At some point, parents of adult children will rebel against having their homes used as self-storage facilities. My in-laws are still trying to figure out how to get rid of their kids’ kayaks, wedding dresses and trophies from soccer tournaments held when ALF was still on the air.
As of last month, the lease abruptly ended on the closet in my old bedroom, a mere fourteen years after I’d moved out. Apparently, my parents have never heard of the term “grace period.”
The benefit of being the youngest kid in the family is that when you’re in middle school and your sister goes to college, you get to pick the best room in the house (hers), and it stays yours forever, rightfully stolen. Or so I thought.
Giving up my room in the basement has been a Band-aid that my parents have been ripping off for about a decade. I’ll never forget coming home after graduating college to find that they had turned my room into a guest room. I’d been demoted to guest status. No more Phish posters on the wall. No more glow-in-the-dark stars on the ceiling. It was all wrong. The bedroom in the basement is supposed to remain a museum, in perpetuity, to your son’s tastes during his senior year of high school.
“It took us three hours to scrape those stars off the ceiling,” Mom said.
“But they were in the right constellations and everything,” I protested, too late. The stars were already aligned. In the trash can.

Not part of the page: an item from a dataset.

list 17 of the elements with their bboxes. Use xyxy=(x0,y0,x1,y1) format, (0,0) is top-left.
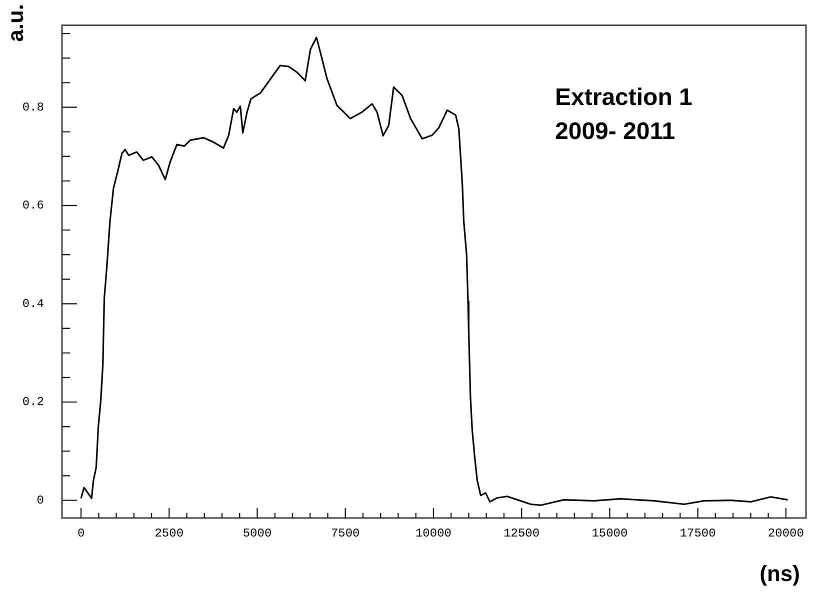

Their recent drive to rid their house of my belongings made much more sense last weekend, when we brought their grandson Evan for a visit. We hadn’t visited since Christmas, largely because driving four hours with an infant presents certain challenges that we’re just learning how to handle. Remember that scene from the movie Tommy Boy, when the deer wakes up in the backseat and proceeds to shred the car from the inside out? It’s like that, but without antlers.
When we arrived at their house, my wife Kara was the first to head down to the basement. After a few moments, her voice drifted up the stairs: “Awwwww.”

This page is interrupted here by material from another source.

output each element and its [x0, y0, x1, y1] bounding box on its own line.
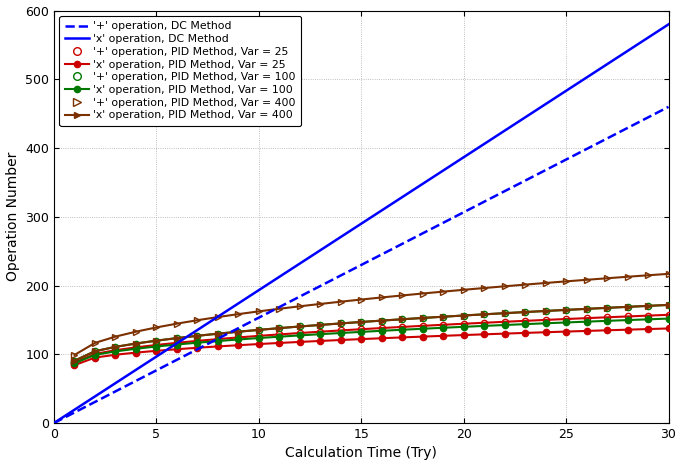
Y-axis label: Operation Number: Operation Number — [5, 152, 20, 281]
Legend: '+' operation, DC Method, 'x' operation, DC Method, '+' operation, PID Method, V: '+' operation, DC Method, 'x' operation,… — [59, 16, 301, 126]
X-axis label: Calculation Time (Try): Calculation Time (Try) — [285, 446, 437, 460]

My parents’ storage room, the room where broken space heaters previously went to live out their golden years under piles of old wreaths, where grabbing a canteen off the back shelf had once required a harness and climbing equipment, had been converted into a nursery.
The junk was all gone. A crib sat against the far wall, next to a rocking chair and a changing table. A nightlight cast a dim glow from the top of a filing cabinet.
“We’ve been busy,” Mom said, marking the understatement of the weekend.
Creating a new nursery for Evan meant that we didn’t have to sleep with his crib in the guest room anymore, which was fantastic news for us. While Evan is a wonderful baby, when you’re trying to sleep, he’s a worse roommate than the one my buddy Derek had in college, who used to wipe his butt with Derek’s towels.
My folks had taken enough stuff to Good Will to warrant a memorial wing. They’d even removed all their dusty old liquor bottles, which was just as well, since most of them had turned into water over the years anyway. Teenagers seem to have that power. Kind of like Jesus, but in reverse.
Anyway, Evan enjoyed his promotion and slept peacefully in his new room, which he should have dibs on for at least the next thirty years.